McCurdy Group - Insurance and Financial Consultants

Thursday, January 31, 2019

Common Cold Weather Insurance Claims: Part Two

Hail
Hail can do serious damage to your roof, siding, porch, and automobile.In 2014, State Farm alone had $2.4 billion in damages caused by wind and hail, according to III.
You can’t prevent hail, but you can prepare for it:
  • Inspect your roof and siding every autumn. Repair loose or missing tiles.
  • If you live in an area where hail is common, you can consider installing hail-resistant asphalt shingles. This precaution could even help lower your insurance premium.
  • Never drive during a hailstorm. If you get caught in a storm, park at a nearby gas station underneath the awning. If that’s not possible, pull over and get in the back seat of the car away from the windshield, which could shatter.
Like wind, some homeowners’ policies have hail exclusion.
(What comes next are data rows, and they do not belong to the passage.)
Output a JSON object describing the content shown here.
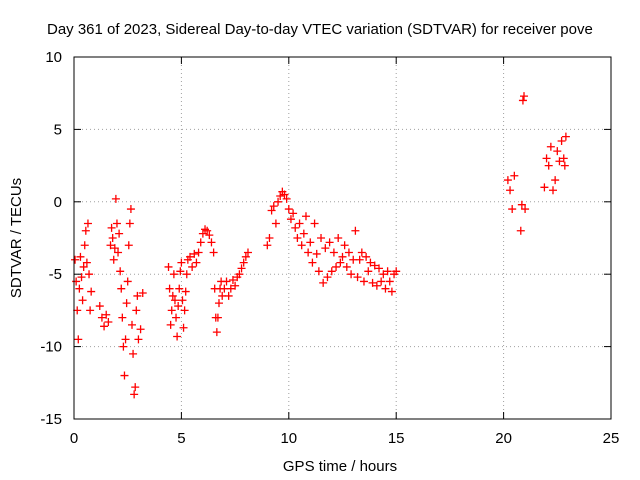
{
  "chart_data": {
    "type": "scatter",
    "title": "Day 361 of 2023, Sidereal Day-to-day VTEC variation (SDTVAR) for receiver pove",
    "xlabel": "GPS time / hours",
    "ylabel": "SDTVAR / TECUs",
    "xlim": [
      0,
      25
    ],
    "ylim": [
      -15,
      10
    ],
    "xticks": [
      0,
      5,
      10,
      15,
      20,
      25
    ],
    "yticks": [
      -15,
      -10,
      -5,
      0,
      5,
      10
    ],
    "grid": true,
    "marker": "+",
    "color": "#ff0000",
    "series": [
      {
        "name": "SDTVAR",
        "points": [
          [
            0.05,
            -4.0
          ],
          [
            0.1,
            -5.5
          ],
          [
            0.15,
            -7.5
          ],
          [
            0.2,
            -9.5
          ],
          [
            0.25,
            -6.0
          ],
          [
            0.3,
            -3.8
          ],
          [
            0.35,
            -5.2
          ],
          [
            0.4,
            -6.8
          ],
          [
            0.45,
            -4.5
          ],
          [
            0.5,
            -3.0
          ],
          [
            0.55,
            -2.0
          ],
          [
            0.6,
            -4.2
          ],
          [
            0.65,
            -1.5
          ],
          [
            0.7,
            -5.0
          ],
          [
            0.75,
            -7.5
          ],
          [
            0.8,
            -6.2
          ],
          [
            1.2,
            -7.2
          ],
          [
            1.3,
            -8.0
          ],
          [
            1.4,
            -8.6
          ],
          [
            1.5,
            -7.8
          ],
          [
            1.6,
            -8.3
          ],
          [
            1.7,
            -3.0
          ],
          [
            1.75,
            -1.8
          ],
          [
            1.8,
            -2.5
          ],
          [
            1.85,
            -4.0
          ],
          [
            1.9,
            -3.2
          ],
          [
            1.95,
            0.2
          ],
          [
            2.0,
            -1.5
          ],
          [
            2.05,
            -3.5
          ],
          [
            2.1,
            -2.2
          ],
          [
            2.15,
            -4.8
          ],
          [
            2.2,
            -6.0
          ],
          [
            2.25,
            -8.0
          ],
          [
            2.3,
            -10.0
          ],
          [
            2.35,
            -12.0
          ],
          [
            2.4,
            -9.5
          ],
          [
            2.45,
            -7.0
          ],
          [
            2.5,
            -5.5
          ],
          [
            2.55,
            -3.0
          ],
          [
            2.6,
            -1.5
          ],
          [
            2.65,
            -0.5
          ],
          [
            2.7,
            -8.5
          ],
          [
            2.75,
            -10.5
          ],
          [
            2.8,
            -13.3
          ],
          [
            2.85,
            -12.8
          ],
          [
            2.9,
            -7.5
          ],
          [
            2.95,
            -6.5
          ],
          [
            3.0,
            -9.5
          ],
          [
            3.1,
            -8.8
          ],
          [
            3.2,
            -6.3
          ],
          [
            4.4,
            -4.5
          ],
          [
            4.45,
            -6.0
          ],
          [
            4.5,
            -8.5
          ],
          [
            4.55,
            -7.5
          ],
          [
            4.6,
            -6.5
          ],
          [
            4.65,
            -5.0
          ],
          [
            4.7,
            -6.8
          ],
          [
            4.75,
            -8.0
          ],
          [
            4.8,
            -9.3
          ],
          [
            4.85,
            -7.2
          ],
          [
            4.9,
            -6.0
          ],
          [
            4.95,
            -4.8
          ],
          [
            5.0,
            -4.2
          ],
          [
            5.05,
            -6.8
          ],
          [
            5.1,
            -8.7
          ],
          [
            5.15,
            -7.5
          ],
          [
            5.2,
            -6.2
          ],
          [
            5.25,
            -5.0
          ],
          [
            5.3,
            -4.0
          ],
          [
            5.4,
            -3.8
          ],
          [
            5.5,
            -4.5
          ],
          [
            5.6,
            -3.6
          ],
          [
            5.7,
            -4.2
          ],
          [
            5.8,
            -3.5
          ],
          [
            5.9,
            -2.8
          ],
          [
            6.0,
            -2.2
          ],
          [
            6.1,
            -1.9
          ],
          [
            6.2,
            -2.0
          ],
          [
            6.3,
            -2.3
          ],
          [
            6.4,
            -2.8
          ],
          [
            6.5,
            -3.5
          ],
          [
            6.55,
            -6.0
          ],
          [
            6.6,
            -8.0
          ],
          [
            6.65,
            -9.0
          ],
          [
            6.7,
            -8.0
          ],
          [
            6.75,
            -7.0
          ],
          [
            6.8,
            -6.0
          ],
          [
            6.85,
            -5.5
          ],
          [
            6.9,
            -6.5
          ],
          [
            7.0,
            -6.0
          ],
          [
            7.1,
            -5.5
          ],
          [
            7.2,
            -6.5
          ],
          [
            7.3,
            -6.0
          ],
          [
            7.4,
            -5.4
          ],
          [
            7.5,
            -5.8
          ],
          [
            7.6,
            -5.2
          ],
          [
            7.7,
            -5.0
          ],
          [
            7.8,
            -4.6
          ],
          [
            7.9,
            -4.2
          ],
          [
            8.0,
            -3.8
          ],
          [
            8.1,
            -3.5
          ],
          [
            9.0,
            -3.0
          ],
          [
            9.1,
            -2.5
          ],
          [
            9.2,
            -0.6
          ],
          [
            9.3,
            -0.3
          ],
          [
            9.4,
            -1.5
          ],
          [
            9.5,
            0.0
          ],
          [
            9.6,
            0.4
          ],
          [
            9.7,
            0.7
          ],
          [
            9.8,
            0.5
          ],
          [
            9.9,
            0.2
          ],
          [
            10.0,
            -0.5
          ],
          [
            10.1,
            -1.2
          ],
          [
            10.2,
            -0.8
          ],
          [
            10.3,
            -1.8
          ],
          [
            10.4,
            -2.5
          ],
          [
            10.5,
            -1.5
          ],
          [
            10.6,
            -3.0
          ],
          [
            10.7,
            -2.2
          ],
          [
            10.8,
            -1.0
          ],
          [
            10.9,
            -3.5
          ],
          [
            11.0,
            -2.8
          ],
          [
            11.1,
            -4.2
          ],
          [
            11.2,
            -1.5
          ],
          [
            11.3,
            -3.6
          ],
          [
            11.4,
            -4.8
          ],
          [
            11.5,
            -2.5
          ],
          [
            11.6,
            -5.6
          ],
          [
            11.7,
            -3.2
          ],
          [
            11.8,
            -5.2
          ],
          [
            11.9,
            -2.8
          ],
          [
            12.0,
            -4.8
          ],
          [
            12.1,
            -3.5
          ],
          [
            12.2,
            -4.5
          ],
          [
            12.3,
            -2.5
          ],
          [
            12.4,
            -4.2
          ],
          [
            12.5,
            -3.8
          ],
          [
            12.6,
            -3.0
          ],
          [
            12.7,
            -4.5
          ],
          [
            12.8,
            -3.5
          ],
          [
            12.9,
            -5.0
          ],
          [
            13.0,
            -4.0
          ],
          [
            13.1,
            -2.0
          ],
          [
            13.2,
            -5.2
          ],
          [
            13.3,
            -4.0
          ],
          [
            13.4,
            -3.5
          ],
          [
            13.5,
            -5.5
          ],
          [
            13.6,
            -3.8
          ],
          [
            13.7,
            -4.8
          ],
          [
            13.8,
            -4.2
          ],
          [
            13.9,
            -5.6
          ],
          [
            14.0,
            -4.4
          ],
          [
            14.1,
            -5.8
          ],
          [
            14.2,
            -4.6
          ],
          [
            14.3,
            -5.5
          ],
          [
            14.4,
            -5.0
          ],
          [
            14.5,
            -6.0
          ],
          [
            14.6,
            -4.8
          ],
          [
            14.7,
            -5.5
          ],
          [
            14.8,
            -6.2
          ],
          [
            14.9,
            -5.0
          ],
          [
            15.0,
            -4.8
          ],
          [
            20.2,
            1.5
          ],
          [
            20.3,
            0.8
          ],
          [
            20.4,
            -0.5
          ],
          [
            20.5,
            1.8
          ],
          [
            20.8,
            -2.0
          ],
          [
            20.85,
            -0.2
          ],
          [
            20.9,
            7.0
          ],
          [
            20.95,
            7.3
          ],
          [
            21.0,
            -0.5
          ],
          [
            21.9,
            1.0
          ],
          [
            22.0,
            3.0
          ],
          [
            22.1,
            2.5
          ],
          [
            22.2,
            3.8
          ],
          [
            22.3,
            0.8
          ],
          [
            22.4,
            1.5
          ],
          [
            22.5,
            3.5
          ],
          [
            22.6,
            2.8
          ],
          [
            22.7,
            4.2
          ],
          [
            22.8,
            3.0
          ],
          [
            22.85,
            2.5
          ],
          [
            22.9,
            4.5
          ]
        ]
      }
    ]
  }
}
Check with your insurance agent to make sure you’re covered. Discuss the different sorts of claims process and coverage lines with regards to hail. For your auto insurance, you’ll want to have comprehensive insurance, which will repair your car from “acts of God” like hail, falling icicles, or icy branches.

Frozen pipes

If your pipes get too cold, the water inside them will freeze. This ice can expand and burst the pipes, leading to water loss and water damage in your home. A study by Disaster Safety found that frozen pipes resulted in losses of around $10,000, which is twice as severe as other sorts of plumbing failures. Freezing pipes accounts for 18% of all water damage claims. Damages from frozen pipes can include flooding, ceiling collapse, damaged floors and walls, mold, and more. 
Interestingly, insurance companies often consider frozen pipes a “preventable problem.” They may say that your negligence caused the damage. This means that you could be stuck with a $10,000 water damage bill without your insurance company stepping in.
Thus, it’s crucial to protect your home against frozen pipe damage:
  • Drain and disconnect all hoses.
  • Drain the sprinkler supply lines.
  • Keep your home warm at a minimum of 65 degrees.
  • Insulate pipes in unheated spaces, like basements, garages, and attics. You can use pipe sleeves or heat tape.
  • Leave garage doors closed.
  • If you have a swimming pool, run the pump during nights where temperatures are expected to go below freezing.
  • When it’s especially cold outside, let cool water drip from your faucets. This will keep your water flowing, so they have less chance of freezing in the pipes. 
  • Know where your water is shut off. If your pipes do burst, the first step is to turn off the water to reduce any further damage.